Malgré un cadre scénaristique de départ classique
(le parcours initiatique à la Lewis Carroll), l'intrigue qui se
déroule sous nous yeux ne ressemble à rien de ce que l'on
connaît, si ce n'est au bestiaire et à certains thèmes
développés dans Totoro,
Princesse Mononoke et Porco Rosso...
: l'univers animiste, l'esprit dévoreur, le bestiaire hilarant,
etc... S'y ajoutent des personnages jamais manichéens (une constante
chez Miyazaki, qui le rend bien supérieur aux créateurs
d'animation américains) des éléments psychanalytiques
que d'autres analyseront mieux que moi (voir plus bas), une très
grande richesse symbolique (l'eau, le feu, le dragon, le train...) et
une étrange et merveilleuse poésie (dont la scène
du train est la plus formidable illustration). De quoi maintenir le spectateur
bouche-bée pendant les deux heures que dure la projection.
Miyazaki affirme avoir fait ce film pour sa fille de 10 ans.
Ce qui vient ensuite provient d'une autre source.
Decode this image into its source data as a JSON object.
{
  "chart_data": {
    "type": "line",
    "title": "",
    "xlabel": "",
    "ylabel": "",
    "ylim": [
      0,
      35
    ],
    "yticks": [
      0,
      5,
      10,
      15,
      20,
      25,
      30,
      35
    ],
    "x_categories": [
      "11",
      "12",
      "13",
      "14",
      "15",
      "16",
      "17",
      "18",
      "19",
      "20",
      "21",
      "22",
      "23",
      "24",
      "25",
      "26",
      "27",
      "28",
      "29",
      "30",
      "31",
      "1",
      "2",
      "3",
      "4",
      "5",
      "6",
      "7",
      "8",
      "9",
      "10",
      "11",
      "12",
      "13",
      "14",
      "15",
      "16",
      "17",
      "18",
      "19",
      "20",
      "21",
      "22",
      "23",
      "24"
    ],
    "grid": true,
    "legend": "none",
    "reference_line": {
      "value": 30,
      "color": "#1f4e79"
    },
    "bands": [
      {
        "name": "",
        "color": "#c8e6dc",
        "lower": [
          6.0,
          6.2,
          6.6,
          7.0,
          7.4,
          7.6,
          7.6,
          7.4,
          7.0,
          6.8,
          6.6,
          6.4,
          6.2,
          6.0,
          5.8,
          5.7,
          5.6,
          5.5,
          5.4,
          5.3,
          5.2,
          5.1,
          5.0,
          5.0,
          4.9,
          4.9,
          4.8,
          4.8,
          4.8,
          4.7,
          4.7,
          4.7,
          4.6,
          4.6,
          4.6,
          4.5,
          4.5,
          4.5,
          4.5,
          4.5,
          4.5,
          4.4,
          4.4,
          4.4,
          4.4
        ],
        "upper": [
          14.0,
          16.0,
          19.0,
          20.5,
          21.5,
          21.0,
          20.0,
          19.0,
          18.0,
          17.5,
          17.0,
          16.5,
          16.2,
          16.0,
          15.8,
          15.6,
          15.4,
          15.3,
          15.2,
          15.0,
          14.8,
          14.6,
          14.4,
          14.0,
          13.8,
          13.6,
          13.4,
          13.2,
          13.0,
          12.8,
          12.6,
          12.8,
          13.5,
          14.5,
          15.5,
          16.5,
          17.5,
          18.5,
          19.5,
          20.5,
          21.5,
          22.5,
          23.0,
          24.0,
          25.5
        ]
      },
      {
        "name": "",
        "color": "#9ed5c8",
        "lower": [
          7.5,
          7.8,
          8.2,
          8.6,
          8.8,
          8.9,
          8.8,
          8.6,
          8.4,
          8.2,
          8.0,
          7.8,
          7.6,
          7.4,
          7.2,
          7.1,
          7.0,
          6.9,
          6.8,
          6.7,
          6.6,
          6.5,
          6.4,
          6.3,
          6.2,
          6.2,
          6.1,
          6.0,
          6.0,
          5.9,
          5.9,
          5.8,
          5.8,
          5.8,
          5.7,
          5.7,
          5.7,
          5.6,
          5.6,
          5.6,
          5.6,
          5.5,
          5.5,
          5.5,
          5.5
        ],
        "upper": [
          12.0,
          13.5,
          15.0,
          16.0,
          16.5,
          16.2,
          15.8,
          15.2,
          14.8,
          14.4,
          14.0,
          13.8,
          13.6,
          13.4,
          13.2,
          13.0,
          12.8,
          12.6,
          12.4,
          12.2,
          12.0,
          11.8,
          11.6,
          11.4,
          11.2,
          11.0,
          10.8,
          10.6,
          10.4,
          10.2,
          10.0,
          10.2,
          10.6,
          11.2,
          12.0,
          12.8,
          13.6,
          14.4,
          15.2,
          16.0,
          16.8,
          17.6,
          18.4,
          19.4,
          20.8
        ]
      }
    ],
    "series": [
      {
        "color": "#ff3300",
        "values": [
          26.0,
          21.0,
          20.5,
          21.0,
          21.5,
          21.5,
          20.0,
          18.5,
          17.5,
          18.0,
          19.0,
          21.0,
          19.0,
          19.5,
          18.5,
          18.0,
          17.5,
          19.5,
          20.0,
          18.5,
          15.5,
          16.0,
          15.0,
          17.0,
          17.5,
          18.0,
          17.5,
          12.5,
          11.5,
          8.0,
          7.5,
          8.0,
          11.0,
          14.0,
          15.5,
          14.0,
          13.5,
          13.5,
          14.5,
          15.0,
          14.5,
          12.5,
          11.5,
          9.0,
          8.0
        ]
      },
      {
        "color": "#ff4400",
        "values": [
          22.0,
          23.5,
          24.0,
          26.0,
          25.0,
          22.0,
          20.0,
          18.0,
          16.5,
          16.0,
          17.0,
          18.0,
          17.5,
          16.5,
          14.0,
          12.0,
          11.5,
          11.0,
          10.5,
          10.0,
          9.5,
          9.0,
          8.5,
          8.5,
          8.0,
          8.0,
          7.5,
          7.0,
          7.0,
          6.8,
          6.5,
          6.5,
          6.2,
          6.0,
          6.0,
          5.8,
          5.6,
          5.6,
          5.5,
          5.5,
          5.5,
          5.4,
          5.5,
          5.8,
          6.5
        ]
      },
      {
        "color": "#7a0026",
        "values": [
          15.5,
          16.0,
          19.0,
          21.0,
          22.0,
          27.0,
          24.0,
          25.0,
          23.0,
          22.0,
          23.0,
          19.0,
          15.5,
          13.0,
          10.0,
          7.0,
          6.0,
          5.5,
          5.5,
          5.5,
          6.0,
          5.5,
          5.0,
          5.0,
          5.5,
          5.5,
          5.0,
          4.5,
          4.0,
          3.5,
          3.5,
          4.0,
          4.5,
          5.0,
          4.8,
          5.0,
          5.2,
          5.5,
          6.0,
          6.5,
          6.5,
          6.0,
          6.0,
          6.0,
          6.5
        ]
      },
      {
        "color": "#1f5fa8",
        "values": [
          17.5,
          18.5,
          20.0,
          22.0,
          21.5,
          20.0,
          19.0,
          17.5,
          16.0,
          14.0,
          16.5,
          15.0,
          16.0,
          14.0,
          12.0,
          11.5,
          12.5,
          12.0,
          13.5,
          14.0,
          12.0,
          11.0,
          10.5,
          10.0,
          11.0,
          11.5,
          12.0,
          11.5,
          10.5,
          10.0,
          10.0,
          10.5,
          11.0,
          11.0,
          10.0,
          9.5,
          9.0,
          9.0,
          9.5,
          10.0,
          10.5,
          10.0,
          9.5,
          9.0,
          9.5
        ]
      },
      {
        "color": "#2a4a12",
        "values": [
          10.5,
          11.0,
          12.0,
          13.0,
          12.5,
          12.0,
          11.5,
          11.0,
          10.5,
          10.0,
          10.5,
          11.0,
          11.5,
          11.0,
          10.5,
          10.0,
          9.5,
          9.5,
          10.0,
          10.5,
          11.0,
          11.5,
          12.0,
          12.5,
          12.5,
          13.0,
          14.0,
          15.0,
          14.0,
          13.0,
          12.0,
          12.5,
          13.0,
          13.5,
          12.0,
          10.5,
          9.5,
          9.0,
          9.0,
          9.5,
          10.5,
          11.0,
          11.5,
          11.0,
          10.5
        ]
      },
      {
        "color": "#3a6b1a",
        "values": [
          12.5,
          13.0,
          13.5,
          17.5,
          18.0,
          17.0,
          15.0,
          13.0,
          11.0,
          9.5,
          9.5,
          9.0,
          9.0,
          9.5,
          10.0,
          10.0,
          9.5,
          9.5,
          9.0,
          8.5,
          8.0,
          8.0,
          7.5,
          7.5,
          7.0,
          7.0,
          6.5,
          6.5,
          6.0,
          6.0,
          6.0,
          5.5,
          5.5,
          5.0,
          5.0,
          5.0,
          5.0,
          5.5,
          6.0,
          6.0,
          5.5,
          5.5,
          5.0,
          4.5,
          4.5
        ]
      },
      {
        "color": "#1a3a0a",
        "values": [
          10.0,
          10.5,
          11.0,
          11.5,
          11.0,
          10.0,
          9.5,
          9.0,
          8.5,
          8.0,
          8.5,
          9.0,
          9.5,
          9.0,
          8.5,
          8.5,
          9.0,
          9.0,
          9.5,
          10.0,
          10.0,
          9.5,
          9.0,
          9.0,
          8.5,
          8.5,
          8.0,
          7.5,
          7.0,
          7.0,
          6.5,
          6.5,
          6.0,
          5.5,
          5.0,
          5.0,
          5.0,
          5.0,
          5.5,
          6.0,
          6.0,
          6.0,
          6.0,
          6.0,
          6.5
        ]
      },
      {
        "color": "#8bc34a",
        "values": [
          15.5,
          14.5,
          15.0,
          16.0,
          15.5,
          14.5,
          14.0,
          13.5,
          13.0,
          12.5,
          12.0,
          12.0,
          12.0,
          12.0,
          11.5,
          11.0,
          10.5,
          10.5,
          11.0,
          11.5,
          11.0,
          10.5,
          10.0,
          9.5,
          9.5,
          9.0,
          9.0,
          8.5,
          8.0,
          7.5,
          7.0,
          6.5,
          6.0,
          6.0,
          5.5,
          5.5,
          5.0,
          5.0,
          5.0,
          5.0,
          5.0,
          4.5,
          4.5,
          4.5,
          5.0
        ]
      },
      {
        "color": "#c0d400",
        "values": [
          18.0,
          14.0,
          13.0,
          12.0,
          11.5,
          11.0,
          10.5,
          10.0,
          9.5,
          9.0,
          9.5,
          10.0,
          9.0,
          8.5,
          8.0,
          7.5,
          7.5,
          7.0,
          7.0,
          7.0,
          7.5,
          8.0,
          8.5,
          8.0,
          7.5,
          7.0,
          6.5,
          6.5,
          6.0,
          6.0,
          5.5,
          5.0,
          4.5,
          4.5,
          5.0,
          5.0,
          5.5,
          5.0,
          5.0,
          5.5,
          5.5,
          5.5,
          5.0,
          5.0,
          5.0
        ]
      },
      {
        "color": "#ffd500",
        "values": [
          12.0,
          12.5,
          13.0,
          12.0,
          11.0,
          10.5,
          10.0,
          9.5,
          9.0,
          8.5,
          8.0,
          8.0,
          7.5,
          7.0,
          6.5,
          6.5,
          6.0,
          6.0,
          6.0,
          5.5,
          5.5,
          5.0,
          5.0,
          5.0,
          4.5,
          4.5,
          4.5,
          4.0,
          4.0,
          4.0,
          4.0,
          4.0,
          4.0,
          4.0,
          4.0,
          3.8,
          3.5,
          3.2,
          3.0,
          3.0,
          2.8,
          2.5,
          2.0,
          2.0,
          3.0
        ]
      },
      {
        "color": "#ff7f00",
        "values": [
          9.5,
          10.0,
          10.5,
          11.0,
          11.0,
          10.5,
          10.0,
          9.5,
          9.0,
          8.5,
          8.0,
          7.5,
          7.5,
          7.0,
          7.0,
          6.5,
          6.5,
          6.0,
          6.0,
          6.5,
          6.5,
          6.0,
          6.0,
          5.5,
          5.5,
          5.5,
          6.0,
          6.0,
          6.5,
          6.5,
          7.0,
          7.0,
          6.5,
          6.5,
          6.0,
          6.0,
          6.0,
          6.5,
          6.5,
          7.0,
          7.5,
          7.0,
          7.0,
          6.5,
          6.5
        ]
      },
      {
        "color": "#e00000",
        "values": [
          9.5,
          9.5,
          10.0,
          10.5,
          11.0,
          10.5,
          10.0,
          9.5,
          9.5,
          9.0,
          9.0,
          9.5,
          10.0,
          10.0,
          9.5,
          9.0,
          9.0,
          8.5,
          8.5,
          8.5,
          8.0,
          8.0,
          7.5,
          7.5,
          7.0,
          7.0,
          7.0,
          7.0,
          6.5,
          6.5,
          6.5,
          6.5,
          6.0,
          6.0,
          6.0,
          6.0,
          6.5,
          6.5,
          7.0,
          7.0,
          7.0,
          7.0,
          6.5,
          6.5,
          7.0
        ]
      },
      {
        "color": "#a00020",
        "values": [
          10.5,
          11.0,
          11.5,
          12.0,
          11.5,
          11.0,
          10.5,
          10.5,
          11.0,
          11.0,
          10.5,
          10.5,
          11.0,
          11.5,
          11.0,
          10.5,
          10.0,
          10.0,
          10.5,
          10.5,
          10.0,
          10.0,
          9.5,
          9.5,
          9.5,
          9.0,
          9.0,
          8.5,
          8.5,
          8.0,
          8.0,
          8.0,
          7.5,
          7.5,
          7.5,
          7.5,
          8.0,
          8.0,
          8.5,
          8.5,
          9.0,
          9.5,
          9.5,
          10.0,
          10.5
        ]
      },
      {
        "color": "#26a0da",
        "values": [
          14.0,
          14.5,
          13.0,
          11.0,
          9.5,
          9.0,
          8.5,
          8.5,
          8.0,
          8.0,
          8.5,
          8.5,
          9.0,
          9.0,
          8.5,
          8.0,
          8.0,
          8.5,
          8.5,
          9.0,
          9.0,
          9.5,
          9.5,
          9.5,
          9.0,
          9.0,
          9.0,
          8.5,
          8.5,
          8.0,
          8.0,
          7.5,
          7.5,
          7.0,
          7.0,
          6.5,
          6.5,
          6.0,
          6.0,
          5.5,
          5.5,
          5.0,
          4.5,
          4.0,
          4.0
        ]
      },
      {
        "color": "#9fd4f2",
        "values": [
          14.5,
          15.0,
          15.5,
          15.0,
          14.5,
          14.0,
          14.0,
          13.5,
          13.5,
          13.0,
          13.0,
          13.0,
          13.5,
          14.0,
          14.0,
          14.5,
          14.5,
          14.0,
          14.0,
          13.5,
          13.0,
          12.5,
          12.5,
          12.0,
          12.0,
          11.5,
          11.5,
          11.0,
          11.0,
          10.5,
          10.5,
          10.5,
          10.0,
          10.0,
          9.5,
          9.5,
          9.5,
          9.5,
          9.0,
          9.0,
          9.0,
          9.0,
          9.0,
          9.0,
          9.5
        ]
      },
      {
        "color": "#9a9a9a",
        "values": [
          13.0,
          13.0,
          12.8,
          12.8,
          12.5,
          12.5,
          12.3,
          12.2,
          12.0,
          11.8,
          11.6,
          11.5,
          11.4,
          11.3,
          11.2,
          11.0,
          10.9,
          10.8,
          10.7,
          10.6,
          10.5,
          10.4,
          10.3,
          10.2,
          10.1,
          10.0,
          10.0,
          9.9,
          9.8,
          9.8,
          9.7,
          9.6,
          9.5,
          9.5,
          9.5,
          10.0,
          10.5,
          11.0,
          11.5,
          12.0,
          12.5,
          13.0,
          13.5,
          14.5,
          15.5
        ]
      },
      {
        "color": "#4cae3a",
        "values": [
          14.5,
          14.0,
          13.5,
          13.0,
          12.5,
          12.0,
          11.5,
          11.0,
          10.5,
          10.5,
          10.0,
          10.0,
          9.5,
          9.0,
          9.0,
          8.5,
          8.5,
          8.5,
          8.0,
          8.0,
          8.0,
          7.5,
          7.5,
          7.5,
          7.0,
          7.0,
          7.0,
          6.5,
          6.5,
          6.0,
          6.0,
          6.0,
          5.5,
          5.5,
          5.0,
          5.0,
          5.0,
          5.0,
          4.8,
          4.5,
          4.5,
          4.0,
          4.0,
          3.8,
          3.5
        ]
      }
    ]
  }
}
Le temps
d'une séance, nous devenons tous un peu ses enfants.
Laurent Goualle, vu
à Pau en vf en 2002
2.
Le voyage de Chihiro ou la pathologie boulimique dans le processus
du devenir soi. (vue extrêmement partielle, j'en conviens, en fait
plutôt une pensée qu'une critique pour les indulgents, une fabulation
de comptoir pour les autres certainement…)
Notre vie est mise
en suspens par l'excès alimentaire alors que nous nous sommes laissés
guidés par le bout des narines. Qui sommes nous ?
Rond, potelé et excessif, ce sont mes imitateurs qui engloutissent mes
réserves de nourriture. Qui suis-je ? Dans un environnement malsain pour
moi tel le yuya, je me remplis et me construis uniquement à travers mon
contact phytophage avec les autres, je m'exprime grâce à leurs voix et
puis ensuite, je vomis. Qui suis-je ?
Je refuse les mets que l'on m'offre ou je tente de m'assurer de leur pureté
(s'ils sont blanc, c'est encore mieux). L'enrichissement ne m'intéresse
pas. Qui suis-je ?
Lutte contre le putride, expulsion des désordres intérieurs, liquides
anti-bactériens, lavements internes et externes…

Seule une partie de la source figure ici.